Auch Strukturen sind nichts Statisches mehr. Welche Strukturen brauchen wir, um uns schnell anpassen zu können und möglichst schnell Produkte und Innovationen zu entwickeln? Diese Frage stellt sich immer wieder aufs Neue und muss von jeder Organisation je nach Geschäftsmodell und Kultur individuell beantwortet werden. Klar ist: Entscheidungen sollten so marktnah wie möglich getroffen werden. In agilen Organisationen sind deshalb generell Teams die wichtigste wertschöpfende Einheit. Sie sind nah am Kunden und können weitgehend eigenständig agieren. 

7. Die Herausforderungen

Mittlerweile beschäftigt sich so ziemlich jedes Unternehmen mit dem Thema Agilität – allerdings mit einem sehr unterschiedlichen Grad an Ernsthaftigkeit und Konsequenz. Viele Organisationen haben einzelne oder mehrere Teams, die agil Produkte entwickeln – Software sowieso.

Allerdings zeigen sich vor allem zwei Herausforderungen. Zum einen ist die Schnittstelle der Teams mit dem Rest der Organisation in vielen Unternehmen ein Problem bzw. die Zusammenarbeit zwischen unterschiedlichen selbstorganisierten Teams. Frameworks wie LeSS und SAFe versuchen der Zusammenarbeit von verschiedenen Scrum Teams einen Rahmen und Regeln zu geben.
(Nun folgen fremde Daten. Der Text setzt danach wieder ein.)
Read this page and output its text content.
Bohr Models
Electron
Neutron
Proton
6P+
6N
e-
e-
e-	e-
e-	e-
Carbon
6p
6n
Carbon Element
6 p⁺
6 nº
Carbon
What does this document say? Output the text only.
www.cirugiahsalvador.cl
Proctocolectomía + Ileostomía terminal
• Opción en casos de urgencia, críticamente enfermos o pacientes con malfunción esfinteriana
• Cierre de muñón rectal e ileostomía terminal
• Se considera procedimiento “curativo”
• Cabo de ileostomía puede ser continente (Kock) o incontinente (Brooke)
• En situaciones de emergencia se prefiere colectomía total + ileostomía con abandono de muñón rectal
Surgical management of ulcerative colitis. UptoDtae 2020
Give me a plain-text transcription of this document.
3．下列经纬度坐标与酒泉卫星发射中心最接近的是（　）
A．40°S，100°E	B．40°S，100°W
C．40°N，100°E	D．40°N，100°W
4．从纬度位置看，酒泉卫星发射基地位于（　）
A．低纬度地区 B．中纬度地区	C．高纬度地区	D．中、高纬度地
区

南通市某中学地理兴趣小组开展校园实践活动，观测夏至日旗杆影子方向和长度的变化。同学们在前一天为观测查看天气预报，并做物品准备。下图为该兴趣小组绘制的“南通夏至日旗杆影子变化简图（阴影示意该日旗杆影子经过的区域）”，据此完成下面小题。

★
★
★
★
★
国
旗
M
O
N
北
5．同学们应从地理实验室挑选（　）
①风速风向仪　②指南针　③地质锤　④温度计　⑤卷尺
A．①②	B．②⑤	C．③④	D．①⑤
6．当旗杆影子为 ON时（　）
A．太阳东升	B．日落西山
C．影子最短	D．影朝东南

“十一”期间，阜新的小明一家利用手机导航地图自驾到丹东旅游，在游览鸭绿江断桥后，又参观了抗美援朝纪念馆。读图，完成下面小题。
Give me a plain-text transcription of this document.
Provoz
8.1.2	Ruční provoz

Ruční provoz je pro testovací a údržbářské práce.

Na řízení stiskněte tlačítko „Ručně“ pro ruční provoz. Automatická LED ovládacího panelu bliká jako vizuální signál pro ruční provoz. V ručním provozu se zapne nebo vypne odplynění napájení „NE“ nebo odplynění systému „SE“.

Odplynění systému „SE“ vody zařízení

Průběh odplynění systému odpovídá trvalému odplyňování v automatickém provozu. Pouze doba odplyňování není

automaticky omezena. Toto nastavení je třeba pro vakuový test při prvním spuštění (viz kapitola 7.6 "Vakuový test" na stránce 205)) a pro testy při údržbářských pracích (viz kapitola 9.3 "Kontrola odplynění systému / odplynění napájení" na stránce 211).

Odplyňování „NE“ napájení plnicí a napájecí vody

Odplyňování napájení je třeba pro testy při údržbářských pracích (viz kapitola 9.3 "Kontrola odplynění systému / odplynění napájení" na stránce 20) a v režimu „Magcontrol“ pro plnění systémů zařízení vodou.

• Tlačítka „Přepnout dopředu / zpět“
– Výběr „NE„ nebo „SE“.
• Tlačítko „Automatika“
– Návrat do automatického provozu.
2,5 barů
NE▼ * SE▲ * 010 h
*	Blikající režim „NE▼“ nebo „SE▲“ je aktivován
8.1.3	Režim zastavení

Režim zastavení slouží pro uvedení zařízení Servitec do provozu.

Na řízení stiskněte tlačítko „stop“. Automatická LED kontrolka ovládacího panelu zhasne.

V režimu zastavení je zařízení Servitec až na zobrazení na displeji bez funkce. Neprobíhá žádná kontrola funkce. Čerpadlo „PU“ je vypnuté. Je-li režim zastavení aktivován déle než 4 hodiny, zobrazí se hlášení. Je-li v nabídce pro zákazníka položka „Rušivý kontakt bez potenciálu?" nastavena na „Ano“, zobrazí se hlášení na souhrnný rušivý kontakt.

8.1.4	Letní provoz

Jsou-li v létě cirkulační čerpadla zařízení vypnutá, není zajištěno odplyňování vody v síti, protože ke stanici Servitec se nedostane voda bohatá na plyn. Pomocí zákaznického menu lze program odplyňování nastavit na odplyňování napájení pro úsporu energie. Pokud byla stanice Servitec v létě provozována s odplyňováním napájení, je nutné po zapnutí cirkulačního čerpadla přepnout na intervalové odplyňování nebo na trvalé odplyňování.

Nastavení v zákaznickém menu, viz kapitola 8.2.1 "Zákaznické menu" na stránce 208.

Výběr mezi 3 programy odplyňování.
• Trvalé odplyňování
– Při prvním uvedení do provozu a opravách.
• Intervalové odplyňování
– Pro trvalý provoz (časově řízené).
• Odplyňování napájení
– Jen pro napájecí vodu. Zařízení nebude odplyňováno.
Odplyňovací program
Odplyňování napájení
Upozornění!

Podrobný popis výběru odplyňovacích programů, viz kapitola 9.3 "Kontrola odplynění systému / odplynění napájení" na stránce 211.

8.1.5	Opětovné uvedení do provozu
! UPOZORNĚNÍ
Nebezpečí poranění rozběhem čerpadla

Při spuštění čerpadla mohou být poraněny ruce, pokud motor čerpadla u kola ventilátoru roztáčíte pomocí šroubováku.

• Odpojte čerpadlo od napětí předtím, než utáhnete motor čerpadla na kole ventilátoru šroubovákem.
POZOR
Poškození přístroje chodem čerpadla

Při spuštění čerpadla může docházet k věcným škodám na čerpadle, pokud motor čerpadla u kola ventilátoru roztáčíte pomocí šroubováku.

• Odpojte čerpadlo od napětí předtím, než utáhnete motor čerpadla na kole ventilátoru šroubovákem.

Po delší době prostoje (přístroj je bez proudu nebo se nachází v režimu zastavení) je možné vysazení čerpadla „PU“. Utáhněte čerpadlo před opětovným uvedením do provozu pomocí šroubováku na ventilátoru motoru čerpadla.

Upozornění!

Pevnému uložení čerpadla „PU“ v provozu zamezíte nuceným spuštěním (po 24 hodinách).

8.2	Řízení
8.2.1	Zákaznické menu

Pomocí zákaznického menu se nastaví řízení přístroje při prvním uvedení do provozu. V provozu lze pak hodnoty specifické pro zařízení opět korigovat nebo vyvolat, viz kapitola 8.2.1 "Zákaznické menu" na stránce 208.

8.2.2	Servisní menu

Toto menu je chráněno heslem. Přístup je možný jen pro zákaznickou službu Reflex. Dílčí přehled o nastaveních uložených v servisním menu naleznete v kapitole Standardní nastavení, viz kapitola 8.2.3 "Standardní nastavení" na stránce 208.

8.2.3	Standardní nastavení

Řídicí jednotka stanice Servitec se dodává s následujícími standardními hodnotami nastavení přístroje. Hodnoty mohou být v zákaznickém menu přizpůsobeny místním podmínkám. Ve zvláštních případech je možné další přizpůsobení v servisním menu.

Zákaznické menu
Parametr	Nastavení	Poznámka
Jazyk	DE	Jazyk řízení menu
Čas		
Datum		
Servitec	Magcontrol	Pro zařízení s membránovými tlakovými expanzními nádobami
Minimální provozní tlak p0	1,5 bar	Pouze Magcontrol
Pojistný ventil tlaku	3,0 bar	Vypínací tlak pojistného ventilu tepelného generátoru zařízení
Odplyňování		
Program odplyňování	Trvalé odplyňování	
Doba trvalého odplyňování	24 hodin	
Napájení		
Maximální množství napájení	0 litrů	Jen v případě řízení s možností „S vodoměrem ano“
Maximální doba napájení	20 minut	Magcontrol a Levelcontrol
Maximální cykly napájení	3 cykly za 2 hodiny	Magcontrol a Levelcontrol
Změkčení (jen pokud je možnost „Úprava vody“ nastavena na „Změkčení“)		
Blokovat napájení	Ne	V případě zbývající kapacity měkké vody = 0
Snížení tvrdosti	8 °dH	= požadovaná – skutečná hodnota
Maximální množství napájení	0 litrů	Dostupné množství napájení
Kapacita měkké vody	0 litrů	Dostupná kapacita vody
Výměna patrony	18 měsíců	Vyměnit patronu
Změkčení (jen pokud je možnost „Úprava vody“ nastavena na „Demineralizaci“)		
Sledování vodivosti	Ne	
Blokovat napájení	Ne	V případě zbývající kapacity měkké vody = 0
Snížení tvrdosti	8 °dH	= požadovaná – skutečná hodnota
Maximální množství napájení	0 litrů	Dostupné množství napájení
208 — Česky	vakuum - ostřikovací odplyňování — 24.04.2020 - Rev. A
Dennoch ist das in Unternehmen mit einer gewissen Komplexität, die unterschiedliche Geschäftsmodelle und Produkte haben, schwierig, weil es erfahrungsgemäß dennoch auf verschiedenen Ebenen Interdependenzen gibt. In Organisationen, die im Grunde an einem einzigen Produkt arbeiten, ist das einfacher.  

Die zweite wesentliche Herausforderung in agilen Organisationen sind insbesondere HR-Themen. Wie zum Beispiel Vergütungssysteme, das Performance Management und die Karriereentwicklung aussehen oder ob es überhaupt Themen sind, die zentral gesteuert werden müssen, damit tun sich viele schwer. Denn die bekannten Frameworks geben darauf keine Antwort. Hier müssen tatsächlich sehr individuelle Antworten gefunden werden. Und egal wie sie zukünftig aussehen, sie werden die Kultur einer (agilen) Organisation massiv beeinflussen.